If you're eyeing a piece of land rather than an existing house because you want to build from scratch, you probably won't be able to get a regular mortgage to finance the purchase. This is where a land loan comes in.
A land loan – sometimes referred to as a lot loan – is used to finance the purchase of a plot of land. You can take out a land loan if you're interested in buying a piece of land to build a home or use for business purposes. The type you take out will depend on where you're buying land and how you intend to use the land. On the other hand, land or lot loans are a better choice for future home builders who have plans but may not want to jump into the building and finance a house immediately.

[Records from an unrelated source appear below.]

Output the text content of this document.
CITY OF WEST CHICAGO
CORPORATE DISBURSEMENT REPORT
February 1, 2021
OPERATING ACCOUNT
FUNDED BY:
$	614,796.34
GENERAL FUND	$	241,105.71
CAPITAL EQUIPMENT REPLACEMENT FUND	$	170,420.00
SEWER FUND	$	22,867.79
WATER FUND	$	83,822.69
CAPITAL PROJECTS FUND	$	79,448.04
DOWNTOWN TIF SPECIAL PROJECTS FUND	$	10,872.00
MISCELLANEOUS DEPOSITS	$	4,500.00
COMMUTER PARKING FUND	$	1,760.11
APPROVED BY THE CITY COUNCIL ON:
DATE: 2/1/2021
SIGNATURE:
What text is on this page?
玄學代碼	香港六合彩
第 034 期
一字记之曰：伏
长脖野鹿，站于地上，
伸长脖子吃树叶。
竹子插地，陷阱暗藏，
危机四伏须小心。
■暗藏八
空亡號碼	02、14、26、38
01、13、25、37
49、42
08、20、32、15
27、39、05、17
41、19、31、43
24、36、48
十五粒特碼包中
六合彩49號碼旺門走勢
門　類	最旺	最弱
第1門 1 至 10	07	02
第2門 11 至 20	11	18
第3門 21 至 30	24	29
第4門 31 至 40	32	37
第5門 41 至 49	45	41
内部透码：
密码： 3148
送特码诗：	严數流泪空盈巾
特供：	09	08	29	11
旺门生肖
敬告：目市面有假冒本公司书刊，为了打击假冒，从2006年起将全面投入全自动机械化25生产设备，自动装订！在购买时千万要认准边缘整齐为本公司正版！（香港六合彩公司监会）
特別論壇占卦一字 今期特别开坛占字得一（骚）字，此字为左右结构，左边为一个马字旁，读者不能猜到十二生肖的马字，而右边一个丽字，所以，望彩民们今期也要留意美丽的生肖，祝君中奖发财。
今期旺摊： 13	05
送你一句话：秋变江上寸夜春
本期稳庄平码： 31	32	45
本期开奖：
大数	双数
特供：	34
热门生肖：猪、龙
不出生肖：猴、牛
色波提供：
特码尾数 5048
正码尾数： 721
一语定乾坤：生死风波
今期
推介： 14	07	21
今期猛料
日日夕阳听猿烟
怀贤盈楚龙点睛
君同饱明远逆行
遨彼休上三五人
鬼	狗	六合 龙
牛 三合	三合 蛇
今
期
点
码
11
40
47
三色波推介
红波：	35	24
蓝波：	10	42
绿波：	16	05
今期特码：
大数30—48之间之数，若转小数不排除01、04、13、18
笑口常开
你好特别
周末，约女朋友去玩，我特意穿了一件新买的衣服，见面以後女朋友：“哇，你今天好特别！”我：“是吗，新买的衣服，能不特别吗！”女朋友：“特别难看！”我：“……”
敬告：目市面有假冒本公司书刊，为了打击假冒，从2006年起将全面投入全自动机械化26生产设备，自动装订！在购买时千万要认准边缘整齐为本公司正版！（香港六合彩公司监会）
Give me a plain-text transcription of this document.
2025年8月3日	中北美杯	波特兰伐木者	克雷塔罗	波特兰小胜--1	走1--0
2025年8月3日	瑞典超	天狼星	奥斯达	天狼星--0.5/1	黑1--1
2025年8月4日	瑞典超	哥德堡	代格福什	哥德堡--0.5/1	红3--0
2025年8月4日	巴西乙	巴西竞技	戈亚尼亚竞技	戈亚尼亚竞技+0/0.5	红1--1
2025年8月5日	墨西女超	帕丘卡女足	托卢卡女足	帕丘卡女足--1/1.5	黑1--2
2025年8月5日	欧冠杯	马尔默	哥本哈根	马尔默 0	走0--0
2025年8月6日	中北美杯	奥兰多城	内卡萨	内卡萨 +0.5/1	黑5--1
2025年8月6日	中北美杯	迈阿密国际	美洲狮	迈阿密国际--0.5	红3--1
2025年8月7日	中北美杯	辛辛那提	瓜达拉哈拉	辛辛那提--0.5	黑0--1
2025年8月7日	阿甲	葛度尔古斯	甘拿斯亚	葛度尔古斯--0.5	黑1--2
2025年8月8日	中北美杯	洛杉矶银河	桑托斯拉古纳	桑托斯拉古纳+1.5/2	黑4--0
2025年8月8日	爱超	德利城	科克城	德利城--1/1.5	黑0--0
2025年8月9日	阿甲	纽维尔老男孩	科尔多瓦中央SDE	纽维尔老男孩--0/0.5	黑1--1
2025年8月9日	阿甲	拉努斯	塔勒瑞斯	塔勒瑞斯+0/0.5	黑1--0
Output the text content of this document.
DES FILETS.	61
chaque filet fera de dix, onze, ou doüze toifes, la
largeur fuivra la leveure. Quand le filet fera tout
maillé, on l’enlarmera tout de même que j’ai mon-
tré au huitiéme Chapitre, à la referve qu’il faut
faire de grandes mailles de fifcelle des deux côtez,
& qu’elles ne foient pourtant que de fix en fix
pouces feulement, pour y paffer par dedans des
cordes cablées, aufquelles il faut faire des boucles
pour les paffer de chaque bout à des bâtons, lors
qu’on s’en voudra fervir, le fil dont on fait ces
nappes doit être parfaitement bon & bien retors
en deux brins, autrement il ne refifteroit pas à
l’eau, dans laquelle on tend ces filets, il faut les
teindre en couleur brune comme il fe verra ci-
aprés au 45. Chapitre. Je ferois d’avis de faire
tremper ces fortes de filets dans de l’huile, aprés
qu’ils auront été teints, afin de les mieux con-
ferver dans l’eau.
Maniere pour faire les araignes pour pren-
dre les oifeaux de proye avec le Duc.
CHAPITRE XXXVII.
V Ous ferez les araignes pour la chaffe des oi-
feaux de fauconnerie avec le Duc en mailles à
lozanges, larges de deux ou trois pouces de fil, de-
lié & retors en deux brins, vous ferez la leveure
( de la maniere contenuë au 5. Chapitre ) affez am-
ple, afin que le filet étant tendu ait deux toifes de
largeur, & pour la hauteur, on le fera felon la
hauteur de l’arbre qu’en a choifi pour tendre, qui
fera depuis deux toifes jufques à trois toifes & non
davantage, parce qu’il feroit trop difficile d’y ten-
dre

Some land loan lenders require a substantial down payment — ranging from 20 percent to 50 percent of the purchase price — and charge higher interest rates. Others have significantly shorter repayment terms than a 15- or 30-year mortgage or specific requirements, like a cap on the amount of acreage.
However, applying for a land loan and receiving the funds is similar to a typical mortgage. The lender will run a credit check and evaluate the financial documentation you provide to ensure it matches what's on the application.
Getting a land loan is more complicated than obtaining a traditional mortgage because buying land isn't as straightforward as buying a home. Many banks and credit unions do not readily offer land loans, so you must be very specific about the land you purchase and be prepared to provide surveys and zoning information about the land you wish to build on.